Dahi Farahna mengerut, lelaki itu sengaja menyebut Farhan dengan sapaan Mas. Pasti karena ingin menggodanya, karena selama ini mereka saling bersapa Bro-Bray Lo-gue, tapi kalau dia membahas nanti lelaki menyebalkan yang selalu mengejarnya itu akan 'mengatai' kepedean lagi, maka ia memilih diam. Lagipula tidak ada kepentingan yang mendesak untuk bicara dengan pria ajnabi itu.
Harusnya dia memang minta tolong kakaknya untuk menjemput, tapi waktu Farhan dengan anaknya hanya sedikit. Kerja seharian, lalu saat bertemu tidak lebih dua jam Dzakir sudah tidur. Belum lagi tidak ingin Farhan protes kalau tahu dirinya ikut campur dalam urusan Dewi.

"Em?"
Merasa tidak ada jawaban, Michael menoleh melihat pada wanita di sampingnya. Sedang Farahna hanya sedikit melirik lewat ekor matanya.

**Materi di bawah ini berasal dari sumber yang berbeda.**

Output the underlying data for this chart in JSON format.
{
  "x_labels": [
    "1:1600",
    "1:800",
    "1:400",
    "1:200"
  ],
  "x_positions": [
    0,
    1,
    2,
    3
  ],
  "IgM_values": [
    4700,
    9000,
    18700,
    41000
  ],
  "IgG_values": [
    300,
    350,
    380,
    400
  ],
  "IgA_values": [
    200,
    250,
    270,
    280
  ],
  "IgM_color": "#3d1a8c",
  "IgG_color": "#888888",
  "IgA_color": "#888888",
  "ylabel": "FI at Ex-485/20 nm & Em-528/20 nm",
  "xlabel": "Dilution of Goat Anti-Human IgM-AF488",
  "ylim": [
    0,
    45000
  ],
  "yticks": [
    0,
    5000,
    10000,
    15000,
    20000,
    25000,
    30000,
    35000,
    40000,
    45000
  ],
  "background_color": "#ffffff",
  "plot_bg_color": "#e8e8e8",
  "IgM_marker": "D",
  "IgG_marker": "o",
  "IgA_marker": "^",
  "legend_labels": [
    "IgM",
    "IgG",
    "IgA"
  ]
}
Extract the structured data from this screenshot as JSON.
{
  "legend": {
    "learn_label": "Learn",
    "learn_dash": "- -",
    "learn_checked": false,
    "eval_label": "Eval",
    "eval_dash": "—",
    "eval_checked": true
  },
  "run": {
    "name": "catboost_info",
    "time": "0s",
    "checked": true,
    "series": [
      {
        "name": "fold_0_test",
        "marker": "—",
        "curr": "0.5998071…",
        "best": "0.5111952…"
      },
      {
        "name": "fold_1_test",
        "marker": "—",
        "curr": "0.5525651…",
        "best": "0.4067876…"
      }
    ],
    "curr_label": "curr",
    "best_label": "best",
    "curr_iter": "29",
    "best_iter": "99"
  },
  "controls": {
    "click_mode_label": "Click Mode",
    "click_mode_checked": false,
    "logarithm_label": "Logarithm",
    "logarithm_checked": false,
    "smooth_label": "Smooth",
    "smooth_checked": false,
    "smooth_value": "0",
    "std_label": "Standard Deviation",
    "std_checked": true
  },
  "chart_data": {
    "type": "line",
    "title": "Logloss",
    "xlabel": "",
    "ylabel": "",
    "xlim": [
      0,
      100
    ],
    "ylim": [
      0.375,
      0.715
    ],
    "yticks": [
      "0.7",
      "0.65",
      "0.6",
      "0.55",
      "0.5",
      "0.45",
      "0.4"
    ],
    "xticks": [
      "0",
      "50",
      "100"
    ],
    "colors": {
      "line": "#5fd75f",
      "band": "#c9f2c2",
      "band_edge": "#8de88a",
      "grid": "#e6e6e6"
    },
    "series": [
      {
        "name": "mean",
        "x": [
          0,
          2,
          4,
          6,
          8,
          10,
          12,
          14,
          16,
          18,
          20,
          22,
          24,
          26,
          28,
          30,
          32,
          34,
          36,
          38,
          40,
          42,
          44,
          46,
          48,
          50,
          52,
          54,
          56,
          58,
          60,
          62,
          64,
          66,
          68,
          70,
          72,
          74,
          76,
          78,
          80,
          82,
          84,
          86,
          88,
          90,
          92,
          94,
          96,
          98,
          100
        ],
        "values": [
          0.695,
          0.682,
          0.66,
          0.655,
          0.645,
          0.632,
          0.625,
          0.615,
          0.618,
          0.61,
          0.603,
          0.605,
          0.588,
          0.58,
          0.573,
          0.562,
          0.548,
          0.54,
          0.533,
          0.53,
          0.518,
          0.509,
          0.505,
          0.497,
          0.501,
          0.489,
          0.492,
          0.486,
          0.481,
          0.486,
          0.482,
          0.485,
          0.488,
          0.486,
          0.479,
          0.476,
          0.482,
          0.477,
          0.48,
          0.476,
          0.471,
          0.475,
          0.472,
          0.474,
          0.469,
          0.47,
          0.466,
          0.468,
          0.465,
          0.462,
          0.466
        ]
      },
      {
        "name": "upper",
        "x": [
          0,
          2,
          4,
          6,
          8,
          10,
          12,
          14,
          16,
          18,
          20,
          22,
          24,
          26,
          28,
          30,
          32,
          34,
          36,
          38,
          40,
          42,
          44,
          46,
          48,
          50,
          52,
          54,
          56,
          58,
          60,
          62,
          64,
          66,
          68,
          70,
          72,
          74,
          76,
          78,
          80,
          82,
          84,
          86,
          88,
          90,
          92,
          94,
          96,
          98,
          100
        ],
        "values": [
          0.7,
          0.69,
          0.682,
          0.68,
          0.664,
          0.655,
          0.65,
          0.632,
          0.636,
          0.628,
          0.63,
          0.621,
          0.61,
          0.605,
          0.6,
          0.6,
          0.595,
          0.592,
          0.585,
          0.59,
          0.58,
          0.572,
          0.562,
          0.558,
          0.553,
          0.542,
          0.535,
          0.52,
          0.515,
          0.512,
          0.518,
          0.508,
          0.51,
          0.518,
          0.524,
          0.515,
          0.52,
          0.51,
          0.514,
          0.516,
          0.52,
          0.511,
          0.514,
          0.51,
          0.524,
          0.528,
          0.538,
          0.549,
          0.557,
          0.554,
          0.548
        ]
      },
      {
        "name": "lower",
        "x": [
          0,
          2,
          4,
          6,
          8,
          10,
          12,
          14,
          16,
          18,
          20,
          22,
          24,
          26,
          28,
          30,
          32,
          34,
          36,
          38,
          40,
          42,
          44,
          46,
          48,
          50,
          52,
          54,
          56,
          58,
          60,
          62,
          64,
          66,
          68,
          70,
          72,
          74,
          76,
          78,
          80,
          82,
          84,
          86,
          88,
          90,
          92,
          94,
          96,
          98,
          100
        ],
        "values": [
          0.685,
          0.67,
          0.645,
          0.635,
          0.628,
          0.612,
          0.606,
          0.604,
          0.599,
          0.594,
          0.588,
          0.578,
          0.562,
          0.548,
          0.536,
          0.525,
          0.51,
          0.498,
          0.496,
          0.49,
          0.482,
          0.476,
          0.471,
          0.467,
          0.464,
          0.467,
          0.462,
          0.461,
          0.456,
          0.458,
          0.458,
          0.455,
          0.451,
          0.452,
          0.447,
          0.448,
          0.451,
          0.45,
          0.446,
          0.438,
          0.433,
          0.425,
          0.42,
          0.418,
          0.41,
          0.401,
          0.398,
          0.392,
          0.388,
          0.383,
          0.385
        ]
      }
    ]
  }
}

"Ck. Dicuekin itu nggak enak ternyata. Apa wanita sholihah memang memiliki perangai seperti itu?" sambung lelaki itu menyindir.

Farahna meniup berat, merasa tersinggung dengan ucapan pria di sampingnya. Sekarang waktu yang tepat menyampaikan apa yang selama ini mengganjal di hati pada lelaki tersebut.
"Maaf sebelumnya. Saya sudah bilang tidak bisa menerima Anda. Jadi sebaiknya berhenti mengirim barang-barang ke kantor, itu sia-sia. Karena semua itu jadi pemilik pegawai saya."

"Oya? Sayang sekali. Apa memang begitu sikap pada sesama muslim?"

Farahna tersenyum masam. Ia tahu betul, maksud hadiah-hadiah itu dikirimkan padanya.

Michael menggedikkan bahu dengan dua tangan terbuka, mempertanyakan maksud Farahna.

Sebuah motor yang dikendarai seorang perempuan singgah. Perempuan itu membunyikan klakson, membuat Farahna dan Michael menoleh bersamaan.

"Maaf, saya harus pergi. OJOL langganan saya sudah datang." Sambil merapikan isi tas, Farahna berpamitan. Sedikit mengangguk dan menangkupkan tangan di dada. Lalu meninggalkan pria itu yang tengah diam menatapnya.
Hatinya gundah ... ia takut jika terus begini, bisa saja hatinya jatuh dan tertawan oleh Michael. Jika demikian, bagaimana ia mengendalikan hatinya? Ia bahkan tak punya rencana mengakui aib masa lalu.
Laki-laki ini berbeda, saat pria lain pergi ketika Farahna menolak dengan lembut, ia justru bertahan meski ditolak kasar dan dihindari berkali-kali.

Michael masih bergeming di tempatnya hingga bayangan motor yang dikendarai Farahna dan pengemudinya dengan mantel hujan -yang menutupi tubuh mereka-, hilang di ujung jalan.
Menarik napas panjang.
"Sulit sekali menakhlukkan wanita itu."

______________

Johan tengah bersiap akan pergi, di dalam ruangan yang sama Rani sedang kebingungan mencari sesuatu.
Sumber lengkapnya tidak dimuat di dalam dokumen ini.